Example – Qualifying transfers between TFSAs of the same individual


On May 5, 2020, Michel contributed $6,000 to his TFSA in Bank “A” leaving him with a remaining TFSA contribution room of zero.

In July, he received his TFSA statement from Bank “A” which showed there was only a minimal growth ($25) from his investment. Michel decided to talk to other financial institutions to see if they could offer a better rate of return for his TFSA investment.

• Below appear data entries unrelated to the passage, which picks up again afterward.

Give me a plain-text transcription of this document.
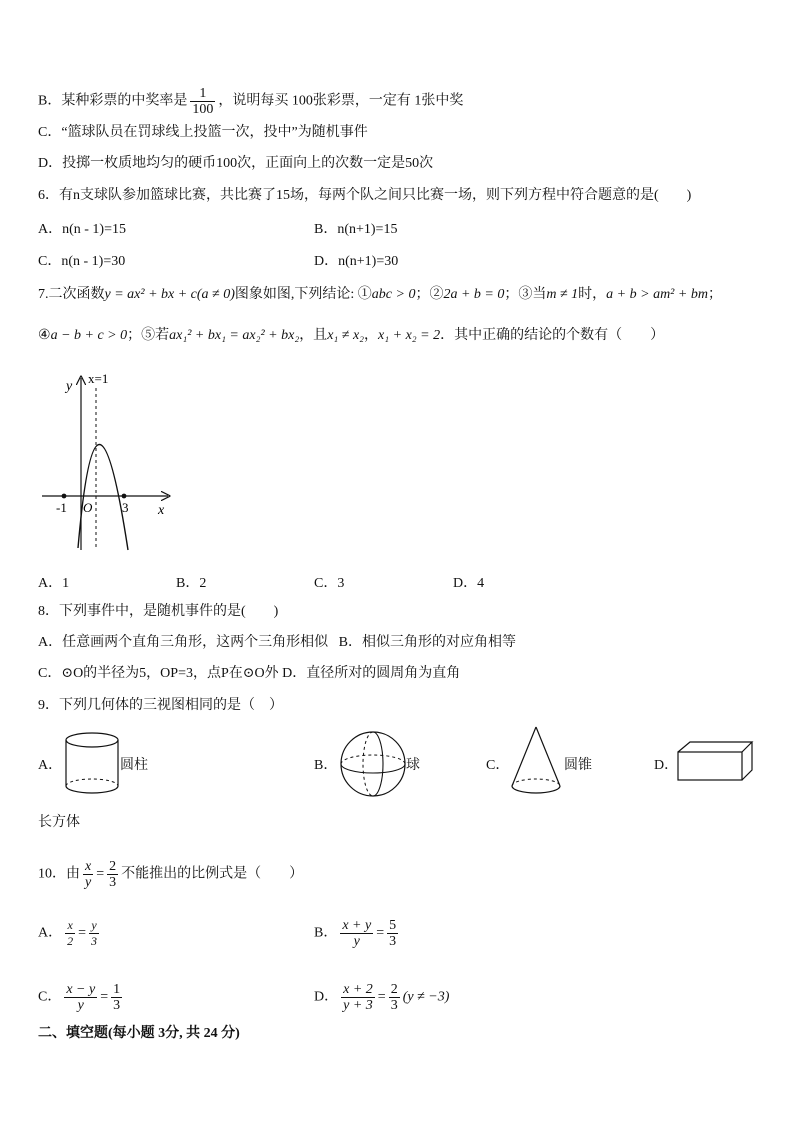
B．某种彩票的中奖率是 $\frac{1}{100}$ ，说明每买 100张彩票，一定有 1张中奖
C．“篮球队员在罚球线上投篮一次，投中”为随机事件
D．投掷一枚质地均匀的硬币100次，正面向上的次数一定是50次
6．有n支球队参加篮球比赛，共比赛了15场，每两个队之间只比赛一场，则下列方程中符合题意的是(　　)
A．n(n - 1)=15	B．n(n+1)=15
C．n(n - 1)=30	D．n(n+1)=30
7.二次函数y = ax² + bx + c(a ≠ 0)图象如图,下列结论: ①abc > 0；②2a + b = 0；③当m ≠ 1时，a + b > am² + bm；
④a − b + c > 0；⑤若ax₁² + bx₁ = ax₂² + bx₂，且x₁ ≠ x₂，x₁ + x₂ = 2．其中正确的结论的个数有（　　）
x=1
y
x
O
-1	3
A．1	B．2	C．3	D．4
8．下列事件中，是随机事件的是(　　)
A．任意画两个直角三角形，这两个三角形相似 B．相似三角形的对应角相等
C．⊙O的半径为5，OP=3，点P在⊙O外 D．直径所对的圆周角为直角
9．下列几何体的三视图相同的是（　）
A．	圆柱	B．	球	C．	圆锥	D．
长方体
10．由 $\frac{x}{y} = \frac{2}{3}$ 不能推出的比例式是（　　）
A． $\frac{x}{2} = \frac{y}{3}$	B． $\frac{x + y}{y} = \frac{5}{3}$
C． $\frac{x - y}{y} = \frac{1}{3}$	D． $\frac{x + 2}{y + 3} = \frac{2}{3} (y \ne -3)$
二、填空题(每小题 3分, 共 24 分)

Michel found a better rate offered at another financial institution and decided to transfer the funds from his TFSA account to Bank “B.”

For Michel’s TFSA contributions to be considered a qualifying transfer, with no tax consequences, Bank “A” must complete a direct transfer of funds to Bank “B.”

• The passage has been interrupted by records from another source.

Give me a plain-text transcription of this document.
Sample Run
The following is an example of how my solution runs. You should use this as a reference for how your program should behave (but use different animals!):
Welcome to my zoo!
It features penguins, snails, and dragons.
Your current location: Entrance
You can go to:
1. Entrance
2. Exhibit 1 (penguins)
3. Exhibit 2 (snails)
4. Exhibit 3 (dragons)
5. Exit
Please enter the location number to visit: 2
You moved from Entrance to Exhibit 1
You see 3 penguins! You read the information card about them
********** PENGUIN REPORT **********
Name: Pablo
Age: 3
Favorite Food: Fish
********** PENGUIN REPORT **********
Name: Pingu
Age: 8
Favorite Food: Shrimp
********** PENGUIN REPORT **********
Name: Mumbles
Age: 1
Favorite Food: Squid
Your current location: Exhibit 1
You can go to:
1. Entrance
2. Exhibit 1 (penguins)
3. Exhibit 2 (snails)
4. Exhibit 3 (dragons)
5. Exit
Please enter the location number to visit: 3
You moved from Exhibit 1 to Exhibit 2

If, instead, Michel went into Bank “A” in July, and withdrew the amount in his TFSA and walked into Bank “B” to open a new TFSA with a contribution of $6,025, the contribution would be treated as an ordinary contribution and because his unused TFSA contribution room was already zero, he would have an excess TFSA amount of $6,025 and would have to pay a 1% per month tax on the excess TFSA amount for as long as the excess TFSA amount remained in his account. The withdrawal from Bank “A” would be added back to his contribution room at the beginning of 2021.

In addition, if Michel left his contribution to Bank “B” in his TFSA for the rest of the year, his tax would be calculated as follows:

  • highest excess TFSA amount per month from July to December = $6,025
  • tax of 1% per month on the highest excess TFSA amount is $361.50 (6,025 × 1% × 6 months).